Wednesday, May 17, 2006

It's a very unfortunate coincidence that a female Canadian Soldier has died in combat on the same day parliament votes on whether to extend Canada's presence in Afghanistan.

I believe that the majority of opinion on this issue is similar to that of a caller on the radio who said, he was for the idea that the troops should be pulled out, while also being against it because of the positive work our military has done in Afghanistan.

The Canadian military and the rest of the coalition forces should remain in Afghanistan for as long as it takes to bring peace to the country. Until the Afghan Government is able to run on its own and the threat of the Taliban and other violent opposition is eliminated, there should be absolutely no plans to remove our soldiers. If the troops are taken out then the so-called "enemy" that our soldiers face, will have an excellent advantage to take control and Afghanistan will be right back where it started five years ago.

What needs to be understood is that a structure of a nation does not change overnight; nor does it change in a year or two. The United States is finding that out the hard way with Iraq. Bringing peace and freedom to Afghanistan has to be a long-term commitment. It takes time, it takes patience and unfortunately, it takes sacrifice.

The Canadian public is also aware that there is a strong group of afghans who do not like the sight of foreign soldiers patrolling their streets or any form of occupation. One can certainly not blame the people of Afghanistan if they choose to take this stance. Therefore, what needs to remembered is that in politics, there is never a "perfect" or "correct" solution. Every political resolution will always have its opposition and consequences. It is essentially, the lesser of many evils. Afghanistan might not like foreign occupation. However, it is better then certain alternatives.

Regardless, any decision made about the Canadian Armed Forces in Afghanistan needs to be fully evaluated and cannot be rushed.

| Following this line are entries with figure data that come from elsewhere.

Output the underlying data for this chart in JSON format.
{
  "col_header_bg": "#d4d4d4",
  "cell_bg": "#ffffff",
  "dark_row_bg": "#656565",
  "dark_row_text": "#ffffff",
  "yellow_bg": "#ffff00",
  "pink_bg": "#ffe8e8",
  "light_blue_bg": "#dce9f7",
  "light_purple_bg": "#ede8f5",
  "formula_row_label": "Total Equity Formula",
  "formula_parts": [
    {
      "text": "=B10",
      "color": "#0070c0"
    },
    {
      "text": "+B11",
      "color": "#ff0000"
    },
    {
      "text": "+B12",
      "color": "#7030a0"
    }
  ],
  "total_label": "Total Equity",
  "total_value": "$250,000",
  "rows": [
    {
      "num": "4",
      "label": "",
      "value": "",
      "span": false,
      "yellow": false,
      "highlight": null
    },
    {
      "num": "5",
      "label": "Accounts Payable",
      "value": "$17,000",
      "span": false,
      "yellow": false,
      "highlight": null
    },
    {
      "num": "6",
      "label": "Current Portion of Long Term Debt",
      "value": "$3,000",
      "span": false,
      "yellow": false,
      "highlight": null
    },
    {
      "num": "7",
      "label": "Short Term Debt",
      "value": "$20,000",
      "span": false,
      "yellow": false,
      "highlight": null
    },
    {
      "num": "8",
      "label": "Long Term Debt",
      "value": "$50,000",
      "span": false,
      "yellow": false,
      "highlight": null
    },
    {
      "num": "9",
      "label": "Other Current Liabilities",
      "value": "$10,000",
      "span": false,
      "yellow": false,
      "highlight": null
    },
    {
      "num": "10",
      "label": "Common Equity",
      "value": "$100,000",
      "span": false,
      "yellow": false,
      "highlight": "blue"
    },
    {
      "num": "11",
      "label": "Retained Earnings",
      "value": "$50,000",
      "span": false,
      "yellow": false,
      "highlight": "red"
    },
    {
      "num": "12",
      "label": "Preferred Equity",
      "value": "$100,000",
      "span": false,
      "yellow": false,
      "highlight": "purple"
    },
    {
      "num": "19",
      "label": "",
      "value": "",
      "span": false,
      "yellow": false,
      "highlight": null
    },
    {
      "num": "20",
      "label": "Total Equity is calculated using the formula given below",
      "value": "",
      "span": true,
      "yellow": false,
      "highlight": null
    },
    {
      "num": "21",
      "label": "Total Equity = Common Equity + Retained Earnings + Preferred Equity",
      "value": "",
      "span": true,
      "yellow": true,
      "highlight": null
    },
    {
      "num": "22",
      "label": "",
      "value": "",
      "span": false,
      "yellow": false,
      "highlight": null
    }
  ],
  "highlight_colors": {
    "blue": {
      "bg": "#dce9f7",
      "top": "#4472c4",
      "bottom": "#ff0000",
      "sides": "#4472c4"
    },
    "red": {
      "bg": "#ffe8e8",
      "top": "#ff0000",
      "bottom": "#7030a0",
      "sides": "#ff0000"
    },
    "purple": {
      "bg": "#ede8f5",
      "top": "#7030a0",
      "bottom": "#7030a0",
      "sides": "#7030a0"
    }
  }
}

*Normally, the journalist in me usually sits on the fence. However, there are some issues where I turn into a commentator. If you disagree with what I just wrote, that's totally cool.

The Hek


Blake said...

A very cogent and intelligent anaylsis, my friend! It's like you're reading my mind... I am in complete agreement with your position.

We made a commitment to help the Afghan people rebuild; we should see it through to the end, however long it may take. Our brave men and women in the Canadian Forces are fully aware of the risks they're taking every day when they put on the uniform. They know full well they might die in service of their country; that they go out and put themselves in the line of fire anyway is a remarkable testament to their valour and integrity. That's the definition of a hero, in my opinion.

Losing them in combat is tragic, yes, but often necessary for the greater good. This is war, folks - unfortunately, soldiers die in war. That's been a universal constant for thousands of years, and will most likely remain so for thousands more...

We mourn our dead heroes. Let their sacrifice remind us of the cost of freedom, both for ourselves and for Afghanistan.

Stay the course, Canada!

Billy Ruffian said...

Please return to Ottawa this summer for a visit. We can talk about it then.